The senators were also incensed Wednesday when they were told that Fauske, the AGDC president, had been instructed by Richards not to appear in Juneau.
Lawmakers have long respected Fauske as a kind of fiscal fixer; when he ran the Alaska Housing Finance Corp., legislators gave him the task of developing the state's pipeline before creating the AGDC.
But Fauske's annual salary, at $366,000, drew criticism from Walker during his gubernatorial campaign, and it's since been outstripped by the $120,000 monthly payments being earned by an AGDC attorney on contract, Rigdon Boykin.
After being told Wednesday that Fauske had been instructed not to appear in Juneau, Sen. Pete Kelly, R-Fairbanks, responded that Fauske is a "talented, respected guy."
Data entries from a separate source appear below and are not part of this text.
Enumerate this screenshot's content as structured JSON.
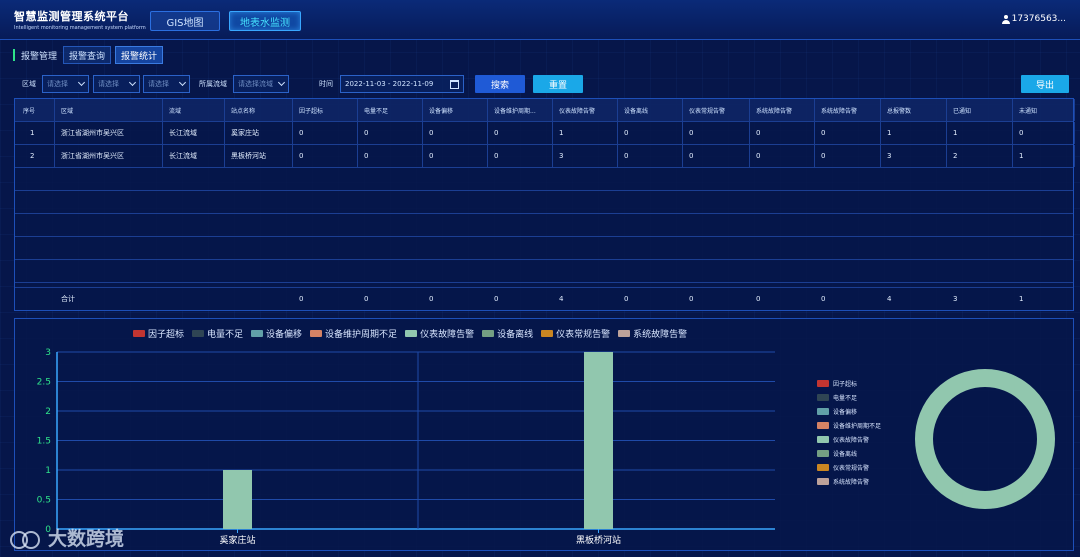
{
  "header": {
    "title": "智慧监测管理系统平台",
    "subtitle": "Intelligent monitoring management system platform",
    "tabs": [
      {
        "label": "GIS地图"
      },
      {
        "label": "地表水监测"
      }
    ],
    "user": "17376563..."
  },
  "subnav": {
    "title": "报警管理",
    "tabs": [
      {
        "label": "报警查询"
      },
      {
        "label": "报警统计"
      }
    ]
  },
  "filters": {
    "region_label": "区域",
    "select1": "请选择",
    "select2": "请选择",
    "select3": "请选择",
    "basin_label": "所属流域",
    "basin_placeholder": "请选择流域",
    "time_label": "时间",
    "date_range": "2022-11-03 - 2022-11-09",
    "search_label": "搜索",
    "reset_label": "重置",
    "export_label": "导出"
  },
  "table": {
    "headers": [
      "序号",
      "区域",
      "流域",
      "站点名称",
      "因子超标",
      "电量不足",
      "设备偏移",
      "设备维护周期...",
      "仪表故障告警",
      "设备离线",
      "仪表常规告警",
      "系统故障告警",
      "系统故障告警",
      "总报警数",
      "已通知",
      "未通知"
    ],
    "rows": [
      [
        "1",
        "浙江省湖州市吴兴区",
        "长江流域",
        "奚家庄站",
        "0",
        "0",
        "0",
        "0",
        "1",
        "0",
        "0",
        "0",
        "0",
        "1",
        "1",
        "0"
      ],
      [
        "2",
        "浙江省湖州市吴兴区",
        "长江流域",
        "黑板桥河站",
        "0",
        "0",
        "0",
        "0",
        "3",
        "0",
        "0",
        "0",
        "0",
        "3",
        "2",
        "1"
      ]
    ],
    "total": [
      "",
      "合计",
      "",
      "",
      "0",
      "0",
      "0",
      "0",
      "4",
      "0",
      "0",
      "0",
      "0",
      "4",
      "3",
      "1"
    ]
  },
  "colors": {
    "因子超标": "#c23531",
    "电量不足": "#2f4554",
    "设备偏移": "#61a0a8",
    "设备维护周期不足": "#d48265",
    "仪表故障告警": "#91c7ae",
    "设备离线": "#749f83",
    "仪表常规告警": "#ca8622",
    "系统故障告警": "#bda29a"
  },
  "chart_data": [
    {
      "type": "bar",
      "categories": [
        "奚家庄站",
        "黑板桥河站"
      ],
      "series": [
        {
          "name": "因子超标",
          "values": [
            0,
            0
          ]
        },
        {
          "name": "电量不足",
          "values": [
            0,
            0
          ]
        },
        {
          "name": "设备偏移",
          "values": [
            0,
            0
          ]
        },
        {
          "name": "设备维护周期不足",
          "values": [
            0,
            0
          ]
        },
        {
          "name": "仪表故障告警",
          "values": [
            1,
            3
          ]
        },
        {
          "name": "设备离线",
          "values": [
            0,
            0
          ]
        },
        {
          "name": "仪表常规告警",
          "values": [
            0,
            0
          ]
        },
        {
          "name": "系统故障告警",
          "values": [
            0,
            0
          ]
        }
      ],
      "yticks": [
        "0",
        "0.5",
        "1",
        "1.5",
        "2",
        "2.5",
        "3"
      ],
      "ylim": [
        0,
        3
      ],
      "legend": "top",
      "grid": true
    },
    {
      "type": "pie",
      "labels": [
        "因子超标",
        "电量不足",
        "设备偏移",
        "设备维护周期不足",
        "仪表故障告警",
        "设备离线",
        "仪表常规告警",
        "系统故障告警"
      ],
      "values": [
        0,
        0,
        0,
        0,
        4,
        0,
        0,
        0
      ],
      "donut": true,
      "legend": "left"
    }
  ],
  "watermark": "大数跨境"
}
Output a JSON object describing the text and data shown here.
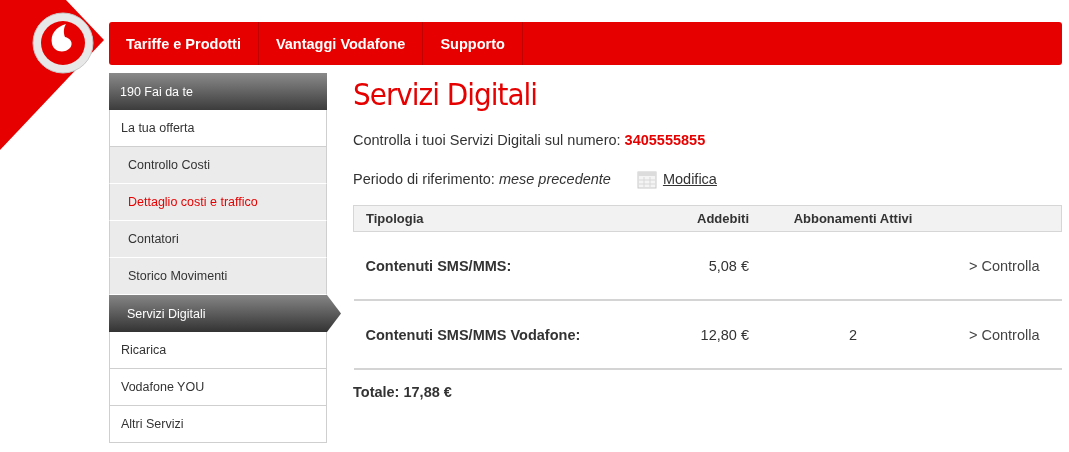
{
  "nav": {
    "items": [
      {
        "label": "Tariffe e Prodotti"
      },
      {
        "label": "Vantaggi Vodafone"
      },
      {
        "label": "Supporto"
      }
    ]
  },
  "sidebar": {
    "title": "190 Fai da te",
    "items": [
      {
        "kind": "section",
        "label": "La tua offerta",
        "selected": false,
        "active": false
      },
      {
        "kind": "sub",
        "label": "Controllo Costi",
        "selected": false,
        "active": false
      },
      {
        "kind": "sub",
        "label": "Dettaglio costi e traffico",
        "selected": false,
        "active": true
      },
      {
        "kind": "sub",
        "label": "Contatori",
        "selected": false,
        "active": false
      },
      {
        "kind": "sub",
        "label": "Storico Movimenti",
        "selected": false,
        "active": false
      },
      {
        "kind": "sub",
        "label": "Servizi Digitali",
        "selected": true,
        "active": false
      },
      {
        "kind": "section",
        "label": "Ricarica",
        "selected": false,
        "active": false
      },
      {
        "kind": "section",
        "label": "Vodafone YOU",
        "selected": false,
        "active": false
      },
      {
        "kind": "section",
        "label": "Altri Servizi",
        "selected": false,
        "active": false
      }
    ]
  },
  "content": {
    "title": "Servizi Digitali",
    "intro": "Controlla i tuoi Servizi Digitali sul numero:",
    "number": "3405555855",
    "period": "Periodo di riferimento: *mese precedente*",
    "edit_link": "Modifica",
    "table": {
      "columns": [
        "Tipologia",
        "Addebiti",
        "Abbonamenti Attivi"
      ],
      "rows": [
        {
          "type": "Contenuti SMS/MMS:",
          "charges": "5,08 €",
          "link": "> Controlla"
        },
        {
          "type": "Contenuti SMS/MMS Vodafone:",
          "charges": "12,80 €",
          "active_subscriptions": "2",
          "link": "> Controlla"
        }
      ]
    },
    "total": "Totale: 17,88 €"
  }
}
"I think I speak for a lot of legislators when I say the name Dan Fauske carries a lot of weight in this building," Kelly said.
Later, once Fauske had called into the hearing, Kelly asked him: "Can you fire Rigdon Boykin?"
"Yes, I can," Fauske responded.
In his own appearance before the committee Wednesday, Richards said that the Walker administration coordinated testimony so lawmakers could hear from presenters who were "the most technically knowledgeable on the subject."
"I don't believe I, or anybody else to my knowledge, has given direction for people not to appear on phone or anything like that," Richards said.